Volume 167, No. 129, covering the 1st Session of the 117th Congress (2021 - 2022), was published by the Congressional Record.

The Congressional Record is a unique source of public documentation. It started in 1873, documenting nearly all the major and minor policies being discussed and debated.

“NOMINATION OF TRACY STONE-MANNING” mentioning Mitch McConnell was published in the Senate section on pages S5027-S5028 on July 22.

Of the 100 senators in 117th Congress, 24 percent were women, and 76 percent were men, according to the Biographical Directory of the United States Congress.

Senators' salaries are historically higher than the median US income.

The publication is reproduced in full below:

NOMINATION OF TRACY STONE-MANNING

Mr. SCHUMER. Madam President, now on another matter, today in the Energy and Natural Resources Committee, President Biden's nominee to lead the Bureau of Land Management, Tracy Stone-Manning, will receive a vote to advance her nomination to the Senate floor.

While it sometimes flies under the radar, the Bureau of Land Management is responsible for overseeing nearly 250 million acres of public lands and 700 million acres of mineral rights, a vast track of the United States of America. No Agency is more important to the maintenance of public lands for public use. BLM, the Bureau of Land Management, that is, will play a huge role in the fight against climate change as well.

Over the past 4 years under Donald Trump, the Agency abandoned its mission, shrunk public lands, targeted our national monuments, and opened up those beautiful landscapes for corporate industrial development. In short, the next leader of the Bureau of Land Management has a tall order in restoring and protecting America's public lands.

Ms. Stone-Manning is exceedingly qualified to take on this important job. After serving on Senator Tester's and Governor Bullock's staff, she went on to lead the environmental agency in Montana, where she was respected not only by conservationists but by ranchers and fossil fuel interests as well. She developed a reputation as an honest broker, someone who is firm in their principles but always willing to try and build consensus.

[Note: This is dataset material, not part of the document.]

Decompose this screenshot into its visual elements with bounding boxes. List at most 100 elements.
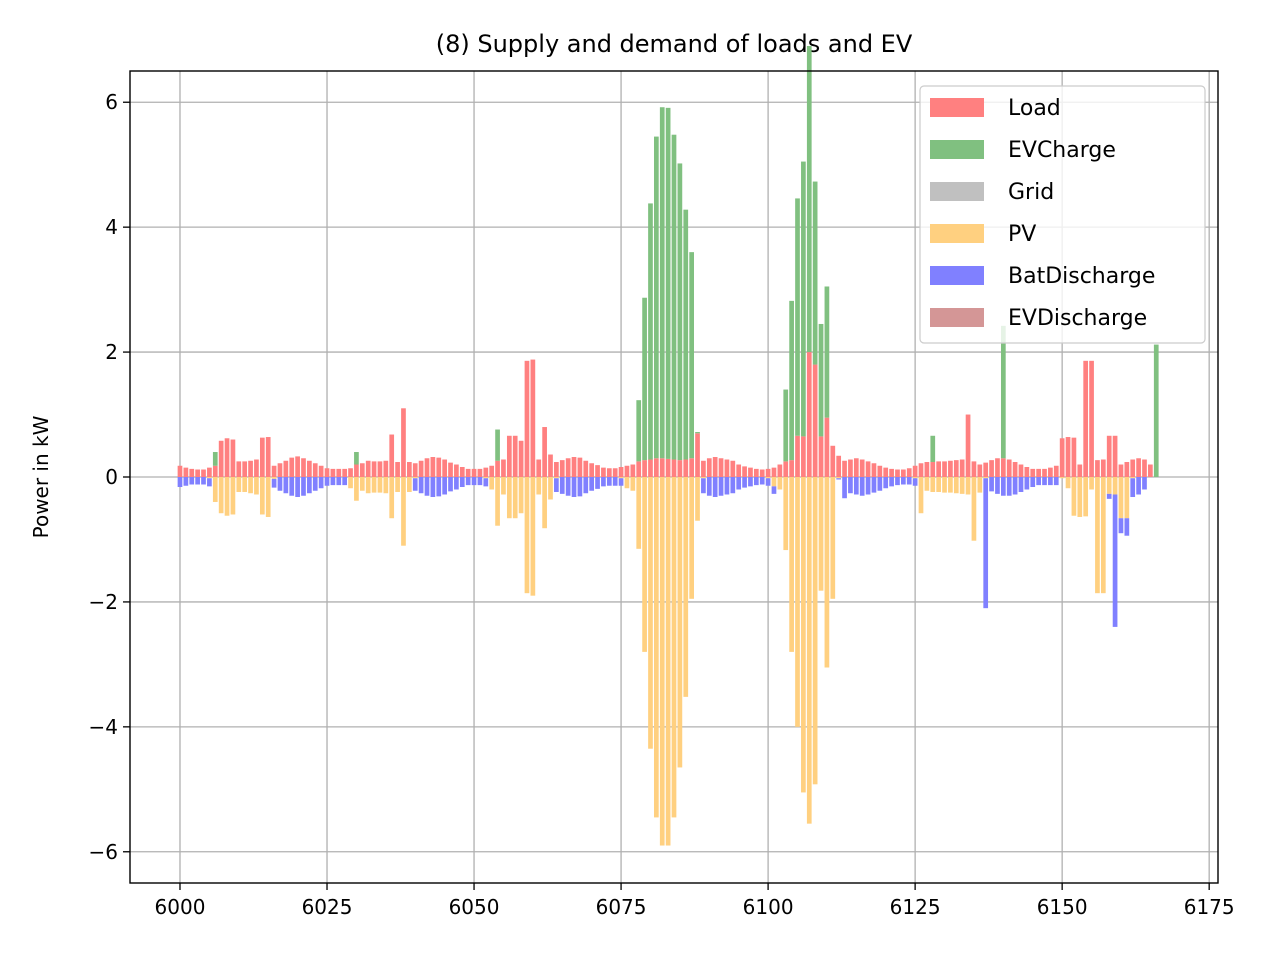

Yet the members of the Republican minority on the committee are trying to turn this consensus-driven, well-respected nominee into another partisan flashpoint, dredging up a letter she forwarded while in graduate school and claiming it was evidence that she is ``an echo-

terrorist.'' The claim is just as hysterical as it sounds.

Ms. Stone-Manning has the full support of the chair of the committee, the Senator from West Virginia; Mr. Tester, the Senator from Montana; and from me.

We need someone like Ms. Stone-Manning to manage our public lands, a staunch advocate for conservation but also an honest broker, someone who will repair the damage of the last 4 years and be a faithful steward of America's national treasures, someone who understands that conservation policy has a critical role to play in the fight against climate change. Ms. Stone-Manning has all of those qualities, and I look forward to moving her nomination to the Senate floor.

I yield the floor.

I suggest the absence of a quorum.

The ACTING PRESIDENT pro tempore. The clerk will call the roll.

The assistant bill clerk proceeded to call the roll.

Mr. McCONNELL. Madam President, I ask unanimous consent that the order for the quorum call be rescinded.

The ACTING PRESIDENT pro tempore. Without objection, it is so ordered.